Выросший в деревенской семье, он, конечно, был приучен к общепринятым в деревне естественным нормам общения, мог добродушно общаться и улыбаться. К своим, к которым относились и просто некоторые из знакомых, но почему-то мало кто из родственников, он проявлял вполне человеческую, трогательную заботу и добродушие. И они, разумеется, воспринимали его как исключительно положительного человека. Незамысловатая обывательская логика: раз хорошо ко мне относится, а однажды даже помог, стало быть, прекрасной души человек.

Но когда он имел дело с кем-либо из тех, кто не входил в число своих, чувствовалось, что его неутомимый внутренний калькулятор скупо подсчитывает не только деньги, но и отдаваемые крохи душевного тепла. Обычно люди умеют маскировать свою жадность, придумывая разного рода обстоятельства, компенсируя материальную жадность щедрым проявлением показного добродушия, вежливостью и улыбками. Он же был слишком прост, чтобы утомлять себя подобными «излишествами». Вот и получалось, что и в проявлении добродушия он соблюдал принцип «ни крошки не своим». Он словно бы опасался чего-то потерять, лишний раз улыбнувшись или сказав доброе слово не своим.

Я не был удостоен чести быть отнесенным к числу тех избранных, к кому он мог относиться по-человечески, поскольку был здесь гостем Андрея, а к нему он относился подчеркнуто пренебрежительно. Андрей раздражал его постоянными хвастовством, горделивостью, и напускной солидностью. У Него и своей гордыни было, хоть отбавляй, потому чужая особенно раздражала. То и дело он, образно выражаясь, «щелкал по носу» Андрея какой-нибудь грубостью. Андрей обижался, но терпел. Раздражение на Андрея нелогичным, хотя и вполне понятным образом распространилось и на меня.

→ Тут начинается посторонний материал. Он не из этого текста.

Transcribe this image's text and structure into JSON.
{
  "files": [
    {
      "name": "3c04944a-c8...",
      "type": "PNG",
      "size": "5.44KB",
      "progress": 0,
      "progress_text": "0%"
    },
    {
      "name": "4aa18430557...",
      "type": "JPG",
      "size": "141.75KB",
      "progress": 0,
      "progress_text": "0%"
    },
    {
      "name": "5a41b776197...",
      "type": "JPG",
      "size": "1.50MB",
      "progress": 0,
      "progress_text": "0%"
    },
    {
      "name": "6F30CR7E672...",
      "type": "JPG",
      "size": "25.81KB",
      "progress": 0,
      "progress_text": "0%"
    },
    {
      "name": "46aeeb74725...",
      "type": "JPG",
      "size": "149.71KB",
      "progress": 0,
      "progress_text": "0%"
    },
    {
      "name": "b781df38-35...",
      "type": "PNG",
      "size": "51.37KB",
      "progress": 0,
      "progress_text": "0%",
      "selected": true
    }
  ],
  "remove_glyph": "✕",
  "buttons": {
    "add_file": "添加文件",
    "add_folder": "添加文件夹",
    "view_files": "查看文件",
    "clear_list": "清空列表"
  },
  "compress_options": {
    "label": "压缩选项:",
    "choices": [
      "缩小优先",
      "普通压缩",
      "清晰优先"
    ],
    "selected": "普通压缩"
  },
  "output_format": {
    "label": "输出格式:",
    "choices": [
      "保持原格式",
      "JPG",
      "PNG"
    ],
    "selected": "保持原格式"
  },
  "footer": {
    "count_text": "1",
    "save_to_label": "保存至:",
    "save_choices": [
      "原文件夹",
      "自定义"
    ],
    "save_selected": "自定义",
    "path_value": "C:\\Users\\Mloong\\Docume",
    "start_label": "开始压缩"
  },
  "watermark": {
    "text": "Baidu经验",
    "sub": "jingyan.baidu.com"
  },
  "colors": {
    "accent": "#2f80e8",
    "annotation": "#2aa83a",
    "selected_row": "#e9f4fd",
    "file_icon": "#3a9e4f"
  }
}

Я все же относился к Нему добродушно либо нейтрально, хотя с самого начала нашего знакомства меня удивляли его излишняя жестковатость и хамоватость в общении. Со временем изменений в отношении ко мне не произошло. Это было непривычно для меня, поскольку люди, узнавая меня больше, как правило, относились лучше. Но, учтя неразвитость его ума, я никаких внутренних претензий к нему не имел. Да и не до того мне, чтобы о каждом встречном размышлять.